Ela se ajoelhou na minha frente, desabotoou meu cinto e puxou minha calça e cueca de uma vez só. Minha pica pulou feito mola e bateu no queixo dela. Ela gostou do que viu. Tava decidida a me ensinar uma lição, a engolir tudo. Era uma briga de morte entre ela e minha pica, e eu era só um espectador VIP. Sentia ela indo até o fundo da garganta. Cada vez que ela saía, tava mais molhada, a saliva grossa espalhada com o hálito dela por toda a superfície. Ela insistia em querer enfiar tudo, um desafio pessoal dela. E de repente, pra minha surpresa, conseguiu. Senti o momento exato em que minha pica passou da garganta dela, atravessou, furou uma parede invisível, e o nariz dela chegou no meu umbigo. Não sei a explicação psicológica, mas foi como se ela tivesse apertado um botão em mim. Comecei a pressionar a nuca dela, já não tava mais acompanhando o movimento, tava exigindo que ela ficasse ali, com minha pica atravessando ela. Apertei o nariz dela, cortando o ar. Ela deu um ânsia forte, se jogou pra trás, e minha pica brilhou, toda lambuzada de saliva e bile. Ela ofegava, procurando ar. Olhei pra ela. Como se fosse a coisa mais natural do mundo, cuspi na testa dela. Ela abriu a boca de surpresa. Talvez indignada. Não tava nem aí. Bati na cara dela com meu pau. Cada tapa molhado banhava ela nos próprios fluidos.

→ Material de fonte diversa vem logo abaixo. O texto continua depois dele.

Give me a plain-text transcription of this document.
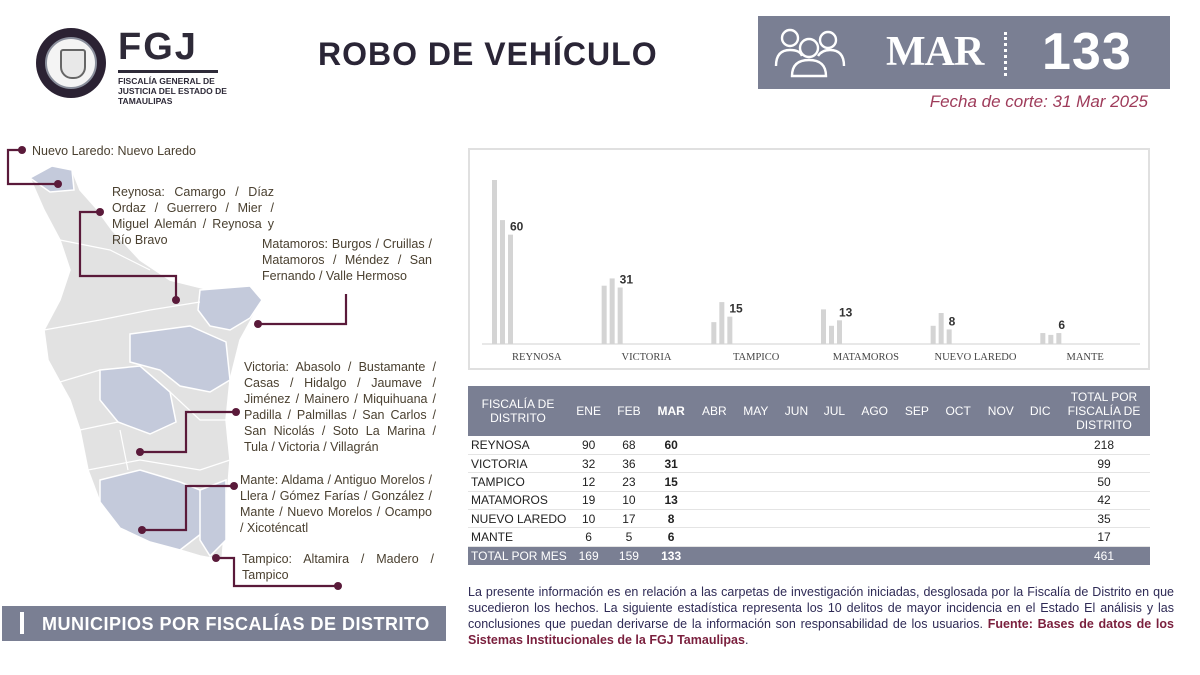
FGJ
FISCALÍA GENERAL DE JUSTICIA DEL ESTADO DE TAMAULIPAS
ROBO DE VEHÍCULO	MAR 133
Fecha de corte: 31 Mar 2025
Nuevo Laredo: Nuevo Laredo
Reynosa: Camargo / Díaz Ordaz / Guerrero / Mier / Miguel Alemán / Reynosa y Río Bravo	Matamoros: Burgos / Cruillas / Matamoros / Méndez / San Fernando / Valle Hermoso
Victoria: Abasolo / Bustamante / Casas / Hidalgo / Jaumave / Jiménez / Mainero / Miquihuana / Padilla / Palmillas / San Carlos / San Nicolás / Soto La Marina / Tula / Victoria / Villagrán
Mante: Aldama / Antiguo Morelos / Llera / Gómez Farías / González / Mante / Nuevo Morelos / Ocampo / Xicoténcatl
Tampico: Altamira / Madero / Tampico
MUNICIPIOS POR FISCALÍAS DE DISTRITO
60
REYNOSA
31
VICTORIA
15
TAMPICO
13
MATAMOROS
8
NUEVO LAREDO
6
MANTE
FISCALÍA DE DISTRITO	ENE	FEB	MAR	ABR	MAY	JUN	JUL	AGO	SEP	OCT	NOV	DIC	TOTAL POR FISCALÍA DE DISTRITO
REYNOSA	90	68	60										218
VICTORIA	32	36	31										99
TAMPICO	12	23	15										50
MATAMOROS	19	10	13										42
NUEVO LAREDO	10	17	8										35
MANTE	6	5	6										17
TOTAL POR MES	169	159	133										461
La presente información es en relación a las carpetas de investigación iniciadas, desglosada por la Fiscalía de Distrito en que sucedieron los hechos. La siguiente estadística representa los 10 delitos de mayor incidencia en el Estado El análisis y las conclusiones que puedan derivarse de la información son responsabilidad de los usuarios. Fuente: Bases de datos de los Sistemas Institucionales de la FGJ Tamaulipas.
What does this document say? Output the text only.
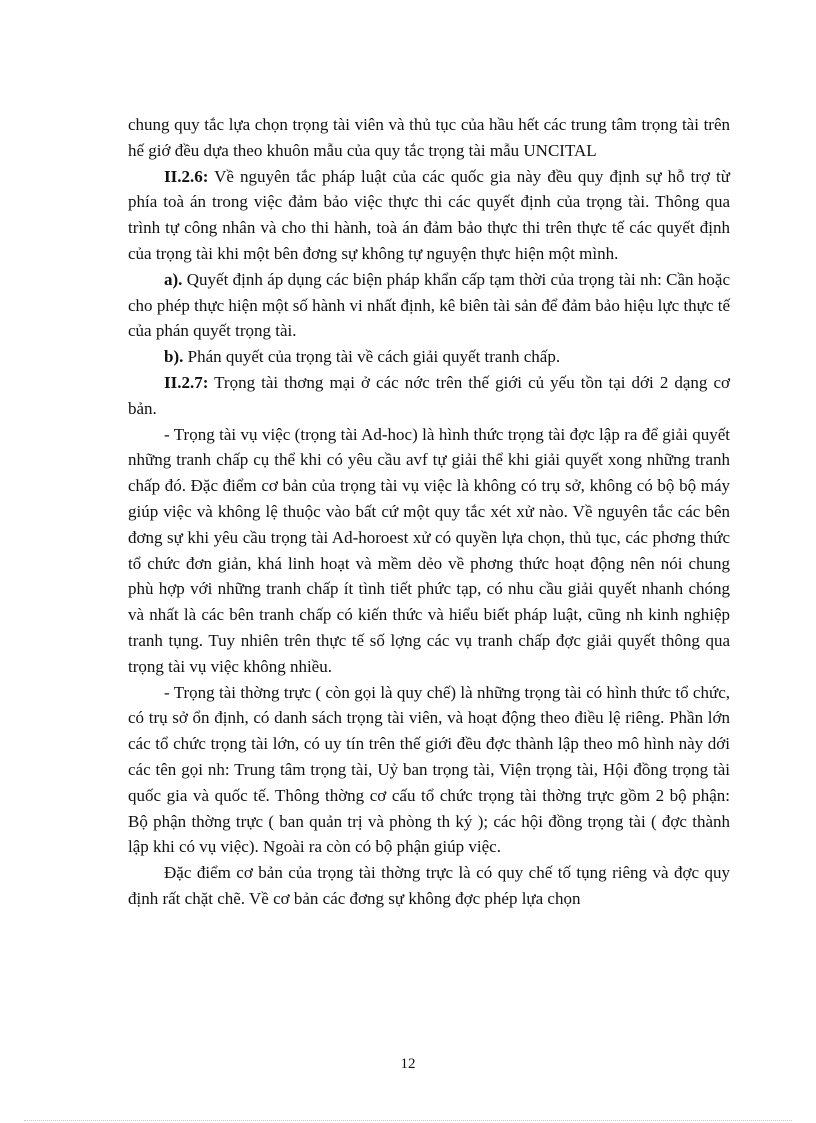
chung quy tắc lựa chọn trọng tài viên và thủ tục của hầu hết các trung tâm trọng tài trên hế giớ đều dựa theo khuôn mẫu của quy tắc trọng tài mẫu UNCITAL

II.2.6: Về nguyên tắc pháp luật của các quốc gia này đều quy định sự hỗ trợ từ phía toà án trong việc đảm bảo việc thực thi các quyết định của trọng tài. Thông qua trình tự công nhân và cho thi hành, toà án đảm bảo thực thi trên thực tế các quyết định của trọng tài khi một bên đơng sự không tự nguyện thực hiện một mình.

a). Quyết định áp dụng các biện pháp khẩn cấp tạm thời của trọng tài nh: Cần hoặc cho phép thực hiện một số hành vi nhất định, kê biên tài sản để đảm bảo hiệu lực thực tế của phán quyết trọng tài.

b). Phán quyết của trọng tài về cách giải quyết tranh chấp.

II.2.7: Trọng tài thơng mại ở các nớc trên thế giới củ yếu tồn tại dới 2 dạng cơ bản.

- Trọng tài vụ việc (trọng tài Ad-hoc) là hình thức trọng tài đợc lập ra để giải quyết những tranh chấp cụ thể khi có yêu cầu avf tự giải thể khi giải quyết xong những tranh chấp đó. Đặc điểm cơ bản của trọng tài vụ việc là không có trụ sở, không có bộ bộ máy giúp việc và không lệ thuộc vào bất cứ một quy tắc xét xử nào. Về nguyên tắc các bên đơng sự khi yêu cầu trọng tài Ad-horoest xử có quyền lựa chọn, thủ tục, các phơng thức tổ chức đơn giản, khá linh hoạt và mềm dẻo về phơng thức hoạt động nên nói chung phù hợp với những tranh chấp ít tình tiết phức tạp, có nhu cầu giải quyết nhanh chóng và nhất là các bên tranh chấp có kiến thức và hiểu biết pháp luật, cũng nh kinh nghiệp tranh tụng. Tuy nhiên trên thực tế số lợng các vụ tranh chấp đợc giải quyết thông qua trọng tài vụ việc không nhiều.

- Trọng tài thờng trực ( còn gọi là quy chế) là những trọng tài có hình thức tổ chức, có trụ sở ổn định, có danh sách trọng tài viên, và hoạt động theo điều lệ riêng. Phần lớn các tổ chức trọng tài lớn, có uy tín trên thế giới đều đợc thành lập theo mô hình này dới các tên gọi nh: Trung tâm trọng tài, Uỷ ban trọng tài, Viện trọng tài, Hội đồng trọng tài quốc gia và quốc tế. Thông thờng cơ cấu tổ chức trọng tài thờng trực gồm 2 bộ phận: Bộ phận thờng trực ( ban quản trị và phòng th ký ); các hội đồng trọng tài ( đợc thành lập khi có vụ việc). Ngoài ra còn có bộ phận giúp việc.

Đặc điểm cơ bản của trọng tài thờng trực là có quy chế tố tụng riêng và đợc quy định rất chặt chẽ. Về cơ bản các đơng sự không đợc phép lựa chọn

12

— Cê gosta da minha pica, putinha. — falei pra ela. Não era uma pergunta.
— Adoro. — respondeu. Era a primeira vez que não me chamava de "neném" ou algo assim. — Me bate, papai. — pediu, mudando num instante toda a lógica que eu levava.
Dei um tapa nela com a mão aberta. Ficou grudento. Limpei a mão na cara dela, espalhando minha saliva e a dela. Agarrei ela pelo pescoço e joguei na cama. Pela primeira vez, senti que me desassociei. Comecei a me ver de fora. Ela tinha tocado numa fibra que eu nem sabia que existia e eu virei um bicho. Meu cérebro repetia uma única ordem: fazer tudo que fosse preciso pra gozar. Não tava nem aí pra nada. Nada mais ia ser igual.